Golgot 06-27-06 09:51 AM

Originally Posted by Piddzilla
Pick out the raisins in the cake and enjoy them to the max!
Yup. (I like to roll them round my mouth incidently)

I think there is an issue of 'swamping' going on on the net right now. The cake's got bigger. There are more raisens, but they're 'further apart' - or clustered in weird places.

Sifting them out (to take the metaphor, erm, back in time) has become trickier in some ways, but you know they're there. The bottom line is that, if you're interested, you'll keep looking and seek this stuff out, as you say P.

Purandara88 06-27-06 10:09 PM

Originally Posted by Piddzilla
You could also see it like this.. The premises for true art, as some people see it, are that it's non-commercial. The last years developments within the music industry and on the Net have made it possible for a lot more people without money to invest or with no commercial interests to create music and make it available to the rest of the world. It's healthy. What you are basically saying is that people with real talent are escaping "the scene" because they are not able to make themselves heard, but I don't think that's the case. Instead it's now, more than ever before, possible for talented people to produce and distribute their own art without involvement, or with minimal involvement, by profiteers.
There's something to be said for that. On the other hand, it more than ever puts artists at the mercy of the social 'scene' in terms of making a mark, and the scene has a vested interest in making sure that no one stands above the rest.

I also totally disagree with the elitist view that people don't know what is good for them
Which of course explains how George W. Bush was twice elected President of the United States of America.
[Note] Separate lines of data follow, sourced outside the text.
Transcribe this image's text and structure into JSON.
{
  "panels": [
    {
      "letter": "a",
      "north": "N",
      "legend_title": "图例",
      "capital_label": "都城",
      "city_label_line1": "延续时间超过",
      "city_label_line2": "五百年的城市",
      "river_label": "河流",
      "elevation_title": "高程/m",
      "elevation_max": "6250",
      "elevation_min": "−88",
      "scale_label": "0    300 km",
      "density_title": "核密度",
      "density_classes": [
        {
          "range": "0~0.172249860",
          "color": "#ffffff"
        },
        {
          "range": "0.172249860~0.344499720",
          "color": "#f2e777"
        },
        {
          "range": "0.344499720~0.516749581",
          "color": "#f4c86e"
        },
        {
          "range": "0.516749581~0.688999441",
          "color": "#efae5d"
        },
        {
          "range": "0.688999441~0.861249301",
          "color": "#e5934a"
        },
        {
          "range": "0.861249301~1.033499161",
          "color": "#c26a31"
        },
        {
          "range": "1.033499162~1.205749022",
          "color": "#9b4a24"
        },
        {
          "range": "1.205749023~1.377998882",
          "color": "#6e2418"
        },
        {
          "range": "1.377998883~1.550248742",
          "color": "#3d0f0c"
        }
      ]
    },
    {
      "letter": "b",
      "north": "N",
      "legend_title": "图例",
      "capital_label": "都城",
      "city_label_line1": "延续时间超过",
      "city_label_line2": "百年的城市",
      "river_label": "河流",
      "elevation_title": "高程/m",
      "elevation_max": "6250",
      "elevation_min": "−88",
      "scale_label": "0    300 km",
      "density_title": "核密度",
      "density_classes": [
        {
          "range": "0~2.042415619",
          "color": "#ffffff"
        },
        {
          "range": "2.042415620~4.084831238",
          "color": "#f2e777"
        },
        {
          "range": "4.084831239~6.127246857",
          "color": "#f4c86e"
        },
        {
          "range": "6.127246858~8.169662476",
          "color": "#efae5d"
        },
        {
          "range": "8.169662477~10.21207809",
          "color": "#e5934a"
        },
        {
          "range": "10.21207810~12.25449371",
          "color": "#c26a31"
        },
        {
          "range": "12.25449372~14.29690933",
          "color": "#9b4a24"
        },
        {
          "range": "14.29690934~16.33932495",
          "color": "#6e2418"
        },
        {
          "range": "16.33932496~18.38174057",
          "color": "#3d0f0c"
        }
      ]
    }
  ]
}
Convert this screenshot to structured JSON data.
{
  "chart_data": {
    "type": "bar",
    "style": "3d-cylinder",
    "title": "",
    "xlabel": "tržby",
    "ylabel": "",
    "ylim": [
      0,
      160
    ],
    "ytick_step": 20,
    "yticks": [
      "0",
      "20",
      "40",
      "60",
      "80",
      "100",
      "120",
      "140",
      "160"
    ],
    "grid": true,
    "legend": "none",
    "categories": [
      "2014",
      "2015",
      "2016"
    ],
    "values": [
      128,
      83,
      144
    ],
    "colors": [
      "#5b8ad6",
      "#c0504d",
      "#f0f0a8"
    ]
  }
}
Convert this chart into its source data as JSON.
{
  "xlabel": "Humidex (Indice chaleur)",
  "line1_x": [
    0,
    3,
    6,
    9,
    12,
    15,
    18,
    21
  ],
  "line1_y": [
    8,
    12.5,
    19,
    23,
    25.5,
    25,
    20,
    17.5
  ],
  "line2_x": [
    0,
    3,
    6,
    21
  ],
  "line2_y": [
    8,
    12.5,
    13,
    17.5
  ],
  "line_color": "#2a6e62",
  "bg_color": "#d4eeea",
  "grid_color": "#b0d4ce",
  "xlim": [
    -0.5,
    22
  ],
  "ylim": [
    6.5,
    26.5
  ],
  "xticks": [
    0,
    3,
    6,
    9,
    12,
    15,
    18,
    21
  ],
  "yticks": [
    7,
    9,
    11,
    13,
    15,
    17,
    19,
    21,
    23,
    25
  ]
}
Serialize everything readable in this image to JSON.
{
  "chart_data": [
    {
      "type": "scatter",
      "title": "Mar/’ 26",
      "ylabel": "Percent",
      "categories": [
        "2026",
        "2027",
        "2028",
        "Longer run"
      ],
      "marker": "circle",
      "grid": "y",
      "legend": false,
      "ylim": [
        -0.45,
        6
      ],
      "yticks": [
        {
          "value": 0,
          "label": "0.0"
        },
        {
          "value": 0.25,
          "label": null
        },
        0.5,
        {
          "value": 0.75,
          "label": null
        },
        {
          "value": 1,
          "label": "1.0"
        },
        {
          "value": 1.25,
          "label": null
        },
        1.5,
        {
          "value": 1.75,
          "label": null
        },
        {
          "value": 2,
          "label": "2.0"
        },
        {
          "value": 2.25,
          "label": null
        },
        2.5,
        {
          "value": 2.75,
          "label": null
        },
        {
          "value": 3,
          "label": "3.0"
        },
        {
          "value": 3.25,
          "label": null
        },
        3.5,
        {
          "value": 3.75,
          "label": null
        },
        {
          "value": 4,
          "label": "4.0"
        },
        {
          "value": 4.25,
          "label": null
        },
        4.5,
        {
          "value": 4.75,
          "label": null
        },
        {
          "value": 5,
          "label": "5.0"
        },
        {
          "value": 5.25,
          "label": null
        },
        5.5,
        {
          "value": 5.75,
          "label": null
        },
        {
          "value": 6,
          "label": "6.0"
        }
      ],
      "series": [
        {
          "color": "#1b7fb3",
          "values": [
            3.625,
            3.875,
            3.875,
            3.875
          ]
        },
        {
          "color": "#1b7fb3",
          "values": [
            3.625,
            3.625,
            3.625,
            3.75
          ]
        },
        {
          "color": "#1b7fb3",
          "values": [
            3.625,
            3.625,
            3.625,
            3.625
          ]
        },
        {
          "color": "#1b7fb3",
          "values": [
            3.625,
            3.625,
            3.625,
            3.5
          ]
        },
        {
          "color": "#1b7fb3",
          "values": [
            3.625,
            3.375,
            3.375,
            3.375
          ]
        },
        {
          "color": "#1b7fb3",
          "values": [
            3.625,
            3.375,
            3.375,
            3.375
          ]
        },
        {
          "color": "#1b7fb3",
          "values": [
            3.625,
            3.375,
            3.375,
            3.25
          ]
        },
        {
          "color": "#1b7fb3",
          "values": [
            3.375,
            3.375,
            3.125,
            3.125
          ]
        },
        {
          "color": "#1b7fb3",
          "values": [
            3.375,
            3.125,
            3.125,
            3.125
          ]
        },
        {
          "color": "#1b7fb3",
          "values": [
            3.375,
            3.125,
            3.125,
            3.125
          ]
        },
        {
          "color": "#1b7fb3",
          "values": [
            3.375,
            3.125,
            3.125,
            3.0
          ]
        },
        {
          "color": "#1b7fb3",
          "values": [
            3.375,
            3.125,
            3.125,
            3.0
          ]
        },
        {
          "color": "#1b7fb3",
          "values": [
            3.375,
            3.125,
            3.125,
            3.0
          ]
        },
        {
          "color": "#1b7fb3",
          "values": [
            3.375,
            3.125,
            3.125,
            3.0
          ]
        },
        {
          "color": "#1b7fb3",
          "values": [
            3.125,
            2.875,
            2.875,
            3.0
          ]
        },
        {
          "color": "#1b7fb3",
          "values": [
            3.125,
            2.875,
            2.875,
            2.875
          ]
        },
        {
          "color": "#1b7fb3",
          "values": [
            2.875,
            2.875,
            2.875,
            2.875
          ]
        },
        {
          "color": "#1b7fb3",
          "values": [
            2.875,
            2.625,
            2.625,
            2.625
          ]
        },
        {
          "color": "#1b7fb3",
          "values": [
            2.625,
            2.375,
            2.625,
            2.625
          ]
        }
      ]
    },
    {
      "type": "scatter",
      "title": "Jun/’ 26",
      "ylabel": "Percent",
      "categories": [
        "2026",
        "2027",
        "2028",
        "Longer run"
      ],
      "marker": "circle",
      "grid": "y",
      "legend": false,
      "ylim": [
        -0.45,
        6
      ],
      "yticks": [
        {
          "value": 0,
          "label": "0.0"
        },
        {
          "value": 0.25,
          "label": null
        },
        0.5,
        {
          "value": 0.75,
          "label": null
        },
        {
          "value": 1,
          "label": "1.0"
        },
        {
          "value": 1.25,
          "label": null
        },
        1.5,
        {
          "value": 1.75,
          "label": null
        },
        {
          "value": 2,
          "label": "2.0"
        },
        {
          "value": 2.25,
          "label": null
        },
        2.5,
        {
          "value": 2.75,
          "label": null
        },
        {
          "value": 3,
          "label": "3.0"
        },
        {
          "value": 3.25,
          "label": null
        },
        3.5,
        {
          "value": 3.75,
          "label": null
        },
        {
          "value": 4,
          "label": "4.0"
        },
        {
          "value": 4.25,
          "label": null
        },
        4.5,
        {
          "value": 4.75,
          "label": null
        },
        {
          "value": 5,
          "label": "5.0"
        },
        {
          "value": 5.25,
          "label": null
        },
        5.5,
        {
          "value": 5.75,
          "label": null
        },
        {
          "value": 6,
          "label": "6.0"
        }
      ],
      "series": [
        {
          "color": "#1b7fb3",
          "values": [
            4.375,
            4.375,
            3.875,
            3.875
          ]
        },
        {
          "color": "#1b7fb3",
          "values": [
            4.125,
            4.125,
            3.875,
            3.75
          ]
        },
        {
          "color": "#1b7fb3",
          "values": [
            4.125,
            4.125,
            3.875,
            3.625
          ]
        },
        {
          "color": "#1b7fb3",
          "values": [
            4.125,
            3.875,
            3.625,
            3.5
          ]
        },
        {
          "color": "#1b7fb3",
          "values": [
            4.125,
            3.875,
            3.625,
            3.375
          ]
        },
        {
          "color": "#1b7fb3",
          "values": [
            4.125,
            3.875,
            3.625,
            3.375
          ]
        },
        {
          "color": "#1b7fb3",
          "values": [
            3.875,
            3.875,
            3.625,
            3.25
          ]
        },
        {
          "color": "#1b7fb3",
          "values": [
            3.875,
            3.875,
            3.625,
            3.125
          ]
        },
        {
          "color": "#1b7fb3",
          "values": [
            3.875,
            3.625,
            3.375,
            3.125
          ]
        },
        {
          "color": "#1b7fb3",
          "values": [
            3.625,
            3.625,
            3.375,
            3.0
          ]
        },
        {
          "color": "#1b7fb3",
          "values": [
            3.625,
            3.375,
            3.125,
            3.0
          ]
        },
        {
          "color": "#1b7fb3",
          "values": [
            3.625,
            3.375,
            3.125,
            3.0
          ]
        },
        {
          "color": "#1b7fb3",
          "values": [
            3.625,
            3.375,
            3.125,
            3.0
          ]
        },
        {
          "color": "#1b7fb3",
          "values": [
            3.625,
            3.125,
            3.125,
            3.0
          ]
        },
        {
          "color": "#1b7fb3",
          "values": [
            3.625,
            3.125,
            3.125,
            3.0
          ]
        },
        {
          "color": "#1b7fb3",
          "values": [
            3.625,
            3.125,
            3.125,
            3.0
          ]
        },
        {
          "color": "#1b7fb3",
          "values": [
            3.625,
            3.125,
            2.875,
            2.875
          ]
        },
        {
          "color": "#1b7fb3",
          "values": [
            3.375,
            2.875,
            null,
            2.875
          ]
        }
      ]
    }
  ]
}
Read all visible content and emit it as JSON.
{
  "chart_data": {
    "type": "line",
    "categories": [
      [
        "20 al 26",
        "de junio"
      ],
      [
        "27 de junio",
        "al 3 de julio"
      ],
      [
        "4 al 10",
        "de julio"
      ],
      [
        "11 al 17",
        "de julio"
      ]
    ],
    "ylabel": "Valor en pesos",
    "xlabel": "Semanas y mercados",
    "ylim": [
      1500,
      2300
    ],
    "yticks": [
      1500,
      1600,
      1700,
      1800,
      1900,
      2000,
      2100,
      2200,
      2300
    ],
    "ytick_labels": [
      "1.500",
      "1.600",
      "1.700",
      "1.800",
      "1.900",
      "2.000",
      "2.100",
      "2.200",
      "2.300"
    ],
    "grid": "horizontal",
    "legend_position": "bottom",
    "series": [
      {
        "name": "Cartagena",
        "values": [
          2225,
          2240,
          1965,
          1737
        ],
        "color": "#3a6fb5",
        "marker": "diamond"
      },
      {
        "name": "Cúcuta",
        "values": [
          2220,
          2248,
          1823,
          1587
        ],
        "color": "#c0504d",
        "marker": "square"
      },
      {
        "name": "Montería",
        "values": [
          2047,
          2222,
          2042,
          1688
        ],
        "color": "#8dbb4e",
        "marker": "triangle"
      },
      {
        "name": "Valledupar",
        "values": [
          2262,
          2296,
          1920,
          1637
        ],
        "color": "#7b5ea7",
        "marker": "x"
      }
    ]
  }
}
or that not everybody are entitled to perform arts.
Who said anything about entitlement (or lack thereof)? I'm just saying that there's a lot of people recording music these days who contribute nothing creatively speaking, and that the social pressures the DIY attitude create has the effect of driving away or holding back the real artists.

Golgot 06-27-06 10:35 PM

Originally Posted by Purandara88
There's something to be said for that. On the other hand, it more than ever puts artists at the mercy of the social 'scene' in terms of making a mark, and the scene has a vested interest in making sure that no one stands above the rest.
The net 'scene' is so diverse that the only inhibition to expression is that your wailings might never get heard.

That's no 'vested interest' in silencing others (coz that's not feasible - all material is far more accesible than ever it was). Feel free to wear a hair shirt tho if you want.

Purandara88 06-27-06 10:38 PM

Originally Posted by Golgot
The net 'scene' is so diverse that the only inhibition to expression is that your wailings might never get heard.
There is no 'net' scene. The scenes are still genre specific, they're just oriented to web distribution.

Golgot 06-27-06 10:44 PM

Yeah, damn those search engines, and their 'find your death metal here' links.

Purandara88 06-27-06 10:49 PM

Regardless of the changes in distribution, music still exists independent of the net. Superior artists want to be paid, and they sure as hell want the recognition, even if only within the underground, that their superiority demands. The net mitigates againt both of those, so it has the effect of driving away the cream of the crop. The idiots with nothing to say rarely want anything more than the ego trip of being in a band, so they're satisfied with the new status quo. Result: less good music, more generic crap.

Purandara88 06-27-06 10:54 PM

Originally Posted by Golgot
The net 'scene' is so diverse that the only inhibition to expression is that your wailings might never get heard.

That's no 'vested interest' in silencing others
Sure there is. Scenes tend to coalesce around art, but they are sustained by socialization, the internet and the associated DIY ethic has altered many scenes to the point that socialization is dependent on mutual validation - everybody has to be equal or feelings get hurt, and the scene's social reason to be is undermined. The pressure is to turn against and devalue those who step above and beyond the rest of the scene, which, in the underground, is a death sentence.